Eli Lubick (St. Mark’s)- Lubick’s tireless work ethic defensively was on full-display on Thursday, as he consistently got out in passing lanes and wreaked havoc on opposing ball-handlers, while doing damage on the offensive end with a solid stroke from three and a grittiness to gather loose balls in traffic and finish through contact.

Jaymie Spears (St. Mark’s)- Electric with the ball in his hands with dynamic end-to-end speed and the motor to push the pace in transition, Spears utilizes a quick left-to-right change to jet by his defenders for lay-ins over the front of the rim or pull-up for a smooth mid-range jumper in front of size in the lane.

Eric Green (St. Mark’s)- Turning in the day’s most impressive individual play, Green brought the early afternoon crowd to its feet with a near eye-level, tomahawk dunk in transition.  An elite level athlete with blue chip bounce, Green finishes everything up on the square around the rim and shows a developing mid-range jumper that would create severe match-up problems for opponents.

Zach Karalis (North Andover)- Always playing with in himself, Karalis caught fire in his night-session game, connecting on several catch-and-shoot threes. He also showcased an ability to put the ball on the floor for one or two dribbles and get to the hoop on efficient, straight-line drives. He is a mistake-free player that can be a major asset to a high-level Division 3 team.

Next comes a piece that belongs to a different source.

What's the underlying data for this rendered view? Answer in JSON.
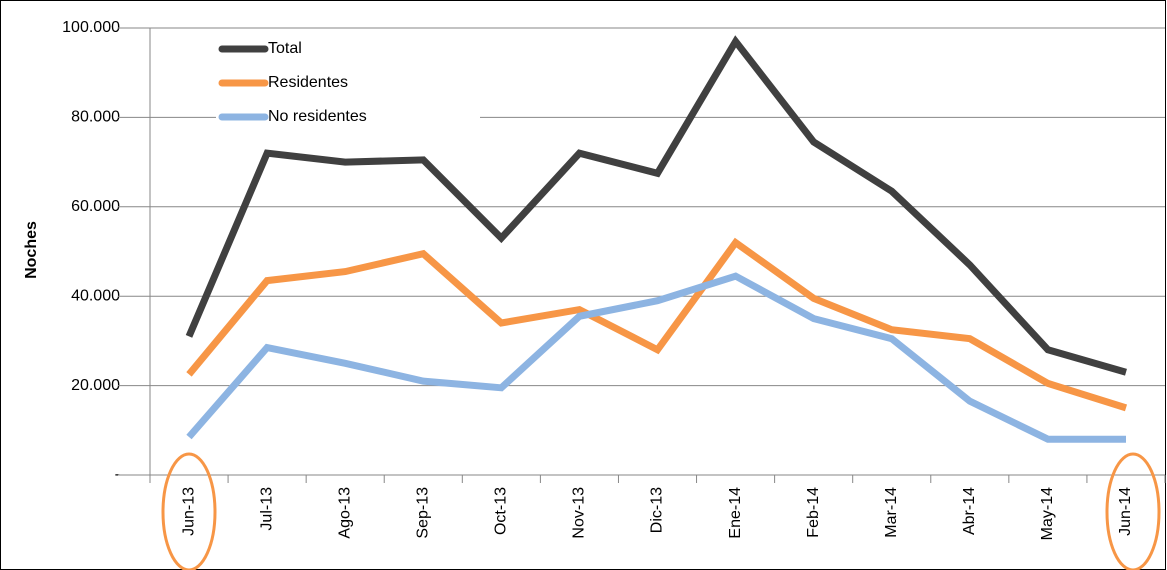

Peter Keaney (Martha’s Vineard Regional)- Keaney is strong a strong, fluid athlete who thrived in the halfcourt, converting off of excellent passes from his teammate Harry Rafferty. A capable mid-range shooter, Keaney is a versatile combo-forward.

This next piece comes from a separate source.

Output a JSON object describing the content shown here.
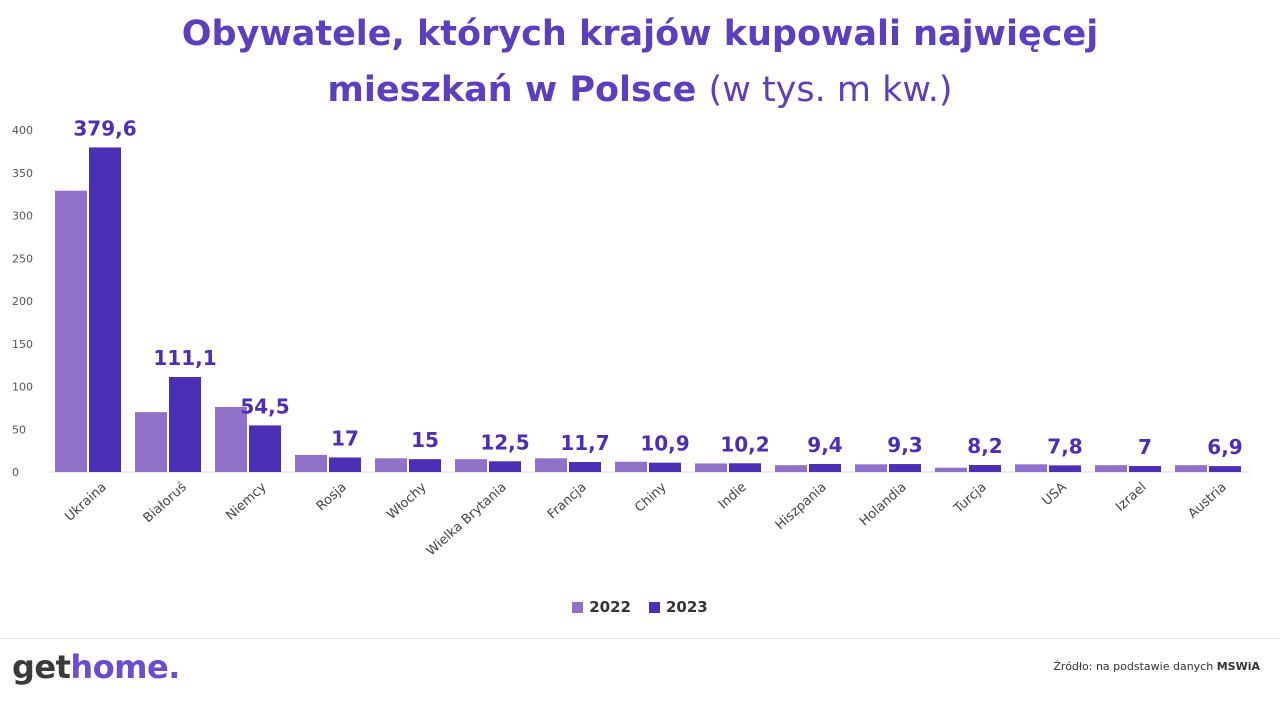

Henry Bolton (St. Andrews)- Powerfully built, Bolton used his strength to bully smaller guards on his way to the hoop. He also made a number of tough pull-ups with hands in his face, showing he can convert high degree-of-difficulty shots.

Tarik Smith (St. Paul’s)- Smith has been on the Hoop Mountain circuit for years and what has always set him apart is his tight handle. The wiry lead guard can shake defenders with a wide array of dribble moves, enabling him to get into the paint and make plays.

Malcolm and Marcus Allen (Centennial HS NV)- The Allen brothers are both sparkplug guards who can dribble, defend, and shoot. The pair of them had a tremendous impact in their night game, breaking down defenders off the dribble, finding one another for open jumpers, and creating offense with their pressuring defense.

Laurent Firlotte (Hopkins)- The lefty is known as a shooter, but he impressed us today with his improved ability to put the ball on the floor and make plays for others. He played a more slashing style of game, getting into the paint and making the smart pass to either a big man underneath or a shooter beyond the arc.

Kameron Mitchell (Mandarin HS FL)- Perhaps the most exciting player to watch at camp, Mitchell dazzled the crowd in his night game with NBA-range threes, tantalizing crossovers, and no-look passes. Mitchell is a home run hitter from the point guard position, always looking to make the big play. Most memorable was when he pulled up on a secondary break from beyond NBA-range to splash a Fredette-like three.

Nick Lund (Rivers)- A monster in his night game, Lund had some loud blocked shots that made offensive players wary about taking the ball to the basket. The lefty also showed a soft touch around the basket, turning over his right should to convert off the glass with his strong hand on a number of occasions.